Asiento y dejo el teléfono colgado sobre la mesa, junto a mi tumbona.

—Os habláis mucho.

—Ya lo sé —le digo—. Es un suplicio llegar a escribir algo.

Supongo que sonrió.

No tenía manera de lograr que el corazón dejara de latirme con tanta fuerza.

«Capítulo uno. La prometida», dijo mi padre.

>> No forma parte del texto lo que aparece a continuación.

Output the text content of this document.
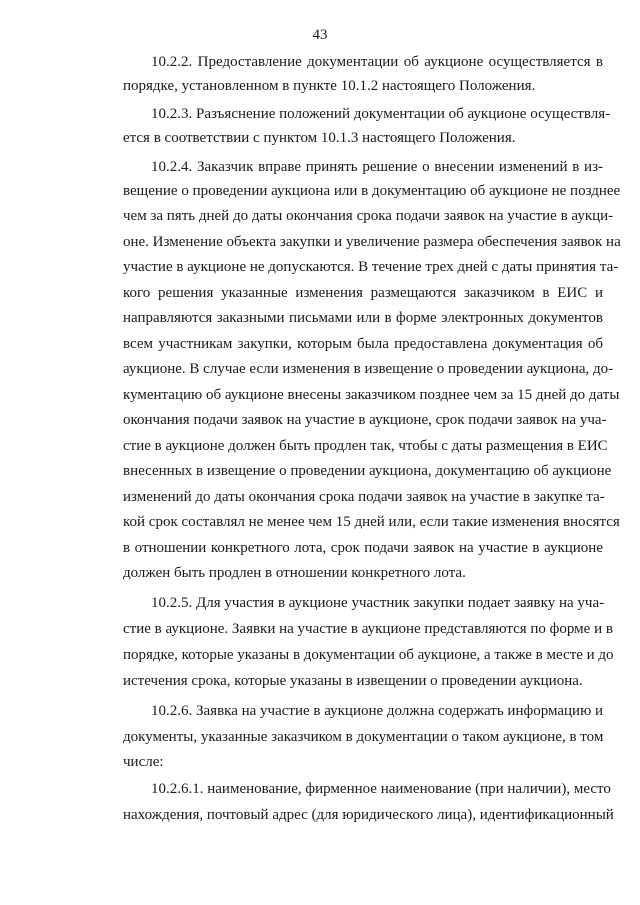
43
10.2.2. Предоставление документации об аукционе осуществляется в
порядке, установленном в пункте 10.1.2 настоящего Положения.
10.2.3. Разъяснение положений документации об аукционе осуществля-
ется в соответствии с пунктом 10.1.3 настоящего Положения.
10.2.4. Заказчик вправе принять решение о внесении изменений в из-
вещение о проведении аукциона или в документацию об аукционе не позднее
чем за пять дней до даты окончания срока подачи заявок на участие в аукци-
оне. Изменение объекта закупки и увеличение размера обеспечения заявок на
участие в аукционе не допускаются. В течение трех дней с даты принятия та-
кого решения указанные изменения размещаются заказчиком в ЕИС и
направляются заказными письмами или в форме электронных документов
всем участникам закупки, которым была предоставлена документация об
аукционе. В случае если изменения в извещение о проведении аукциона, до-
кументацию об аукционе внесены заказчиком позднее чем за 15 дней до даты
окончания подачи заявок на участие в аукционе, срок подачи заявок на уча-
стие в аукционе должен быть продлен так, чтобы с даты размещения в ЕИС
внесенных в извещение о проведении аукциона, документацию об аукционе
изменений до даты окончания срока подачи заявок на участие в закупке та-
кой срок составлял не менее чем 15 дней или, если такие изменения вносятся
в отношении конкретного лота, срок подачи заявок на участие в аукционе
должен быть продлен в отношении конкретного лота.
10.2.5. Для участия в аукционе участник закупки подает заявку на уча-
стие в аукционе. Заявки на участие в аукционе представляются по форме и в
порядке, которые указаны в документации об аукционе, а также в месте и до
истечения срока, которые указаны в извещении о проведении аукциона.
10.2.6. Заявка на участие в аукционе должна содержать информацию и
документы, указанные заказчиком в документации о таком аукционе, в том
числе:
10.2.6.1. наименование, фирменное наименование (при наличии), место
нахождения, почтовый адрес (для юридического лица), идентификационный
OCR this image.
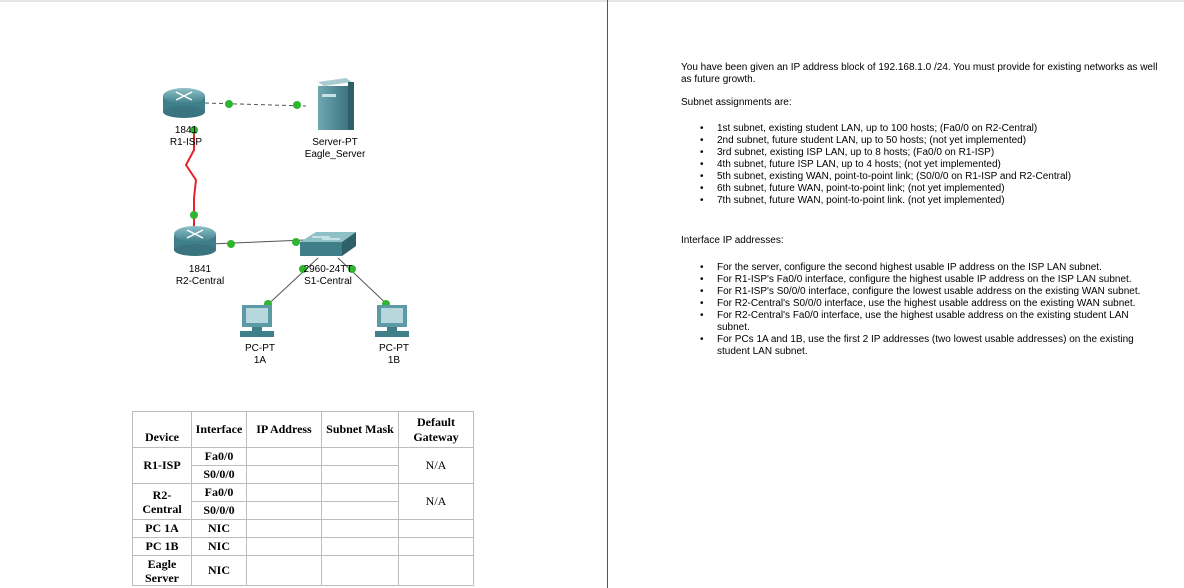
1841
R1-ISP	Server-PT
Eagle_Server
1841
R2-Central
2960-24TT
S1-Central
PC-PT
1A
PC-PT
1B
Device	Interface	IP Address	Subnet Mask	Default Gateway
R1-ISP	Fa0/0			N/A
	S0/0/0			
R2-Central	Fa0/0			N/A
	S0/0/0			
PC 1A	NIC			
PC 1B	NIC			
Eagle Server	NIC			
You have been given an IP address block of 192.168.1.0 /24. You must provide for existing networks as well as future growth.
Subnet assignments are:
• 1st subnet, existing student LAN, up to 100 hosts; (Fa0/0 on R2-Central)
• 2nd subnet, future student LAN, up to 50 hosts; (not yet implemented)
• 3rd subnet, existing ISP LAN, up to 8 hosts; (Fa0/0 on R1-ISP)
• 4th subnet, future ISP LAN, up to 4 hosts; (not yet implemented)
• 5th subnet, existing WAN, point-to-point link; (S0/0/0 on R1-ISP and R2-Central)
• 6th subnet, future WAN, point-to-point link; (not yet implemented)
• 7th subnet, future WAN, point-to-point link. (not yet implemented)
Interface IP addresses:
• For the server, configure the second highest usable IP address on the ISP LAN subnet.
• For R1-ISP's Fa0/0 interface, configure the highest usable IP address on the ISP LAN subnet.
• For R1-ISP's S0/0/0 interface, configure the lowest usable address on the existing WAN subnet.
• For R2-Central's S0/0/0 interface, use the highest usable address on the existing WAN subnet.
• For R2-Central's Fa0/0 interface, use the highest usable address on the existing student LAN subnet.
• For PCs 1A and 1B, use the first 2 IP addresses (two lowest usable addresses) on the existing student LAN subnet.
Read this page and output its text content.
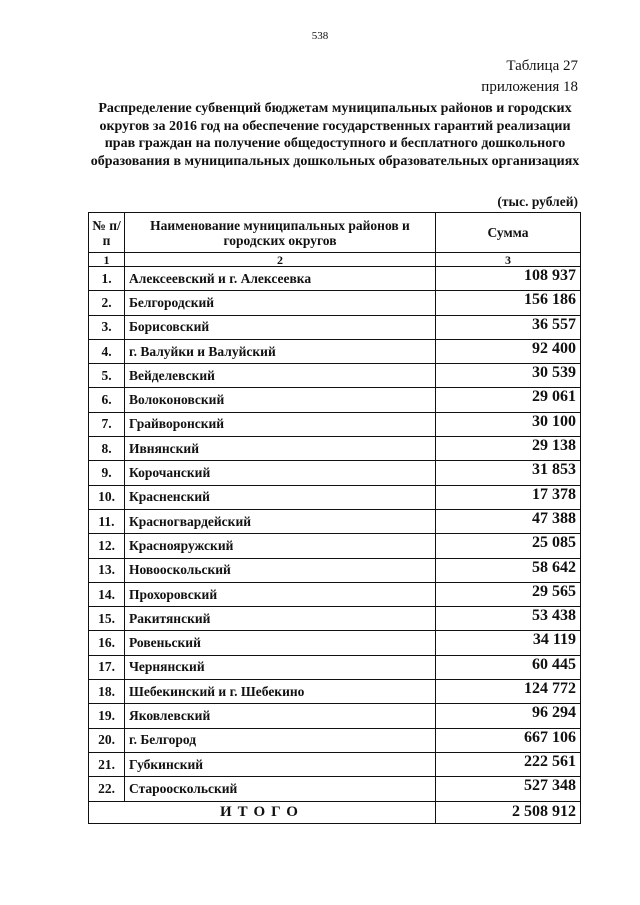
538
Таблица 27
приложения 18
Распределение субвенций бюджетам муниципальных районов и городских округов за 2016 год на обеспечение государственных гарантий реализации прав граждан на получение общедоступного и бесплатного дошкольного образования в муниципальных дошкольных образовательных организациях
(тыс. рублей)
№ п/п	Наименование муниципальных районов и городских округов	Сумма
1	2	3
1.	Алексеевский и г. Алексеевка	108 937
2.	Белгородский	156 186
3.	Борисовский	36 557
4.	г. Валуйки и Валуйский	92 400
5.	Вейделевский	30 539
6.	Волоконовский	29 061
7.	Грайворонский	30 100
8.	Ивнянский	29 138
9.	Корочанский	31 853
10.	Красненский	17 378
11.	Красногвардейский	47 388
12.	Краснояружский	25 085
13.	Новооскольский	58 642
14.	Прохоровский	29 565
15.	Ракитянский	53 438
16.	Ровеньский	34 119
17.	Чернянский	60 445
18.	Шебекинский и г. Шебекино	124 772
19.	Яковлевский	96 294
20.	г. Белгород	667 106
21.	Губкинский	222 561
22.	Старооскольский	527 348
ИТОГО		2 508 912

Debí de dar un respingo o algo por el estilo porque la chica dice:

—¿Eh?

—Mi pa… —empiezo a decir yo—. Pensaba… —empiezo a decir otra vez y luego añado—: Nada.

—Tranquilo —me dice ella y me lanza una sonrisa verdaderamente dulce.

Durante un segundo posó su mano sobre la mía, de un modo suave y reconfortante. Me pregunté si era acaso posible que además fuera comprensiva. ¿Estupenda y comprensiva? ¿Sería legal? Helen nunca había sido comprensiva. Aunque siempre decía que lo era —«comprendo por qué lo dices, Willy»—, pero en secreto trataba de descubrirme las neurosis. No, supongo que era comprensiva; pero no era compasiva. Además, por supuesto, no era estupenda. Delgaducha, sí. Brillante también.

—Conocí a mi mujer en la escuela universitaria para graduados —le digo a Sandy Sterling—. Ella hacía el doctorado.

A Sandy Sterling le estaba costando un poco captar mi sucesión de ideas.

—Éramos unos críos. ¿Cuántos años tienes?

—¿Te digo mi verdadera edad o la que uso para el béisbol?

Me eché a reír de buena gana. ¿Estupenda, comprensiva y ocurrente?

«Esgrima. Lucha. Torturas —dijo mi padre—. Amor. Odio. Venganzas. Gigantes. Bestias de todas clases y aspectos. Verdades. Pasión. Milagros».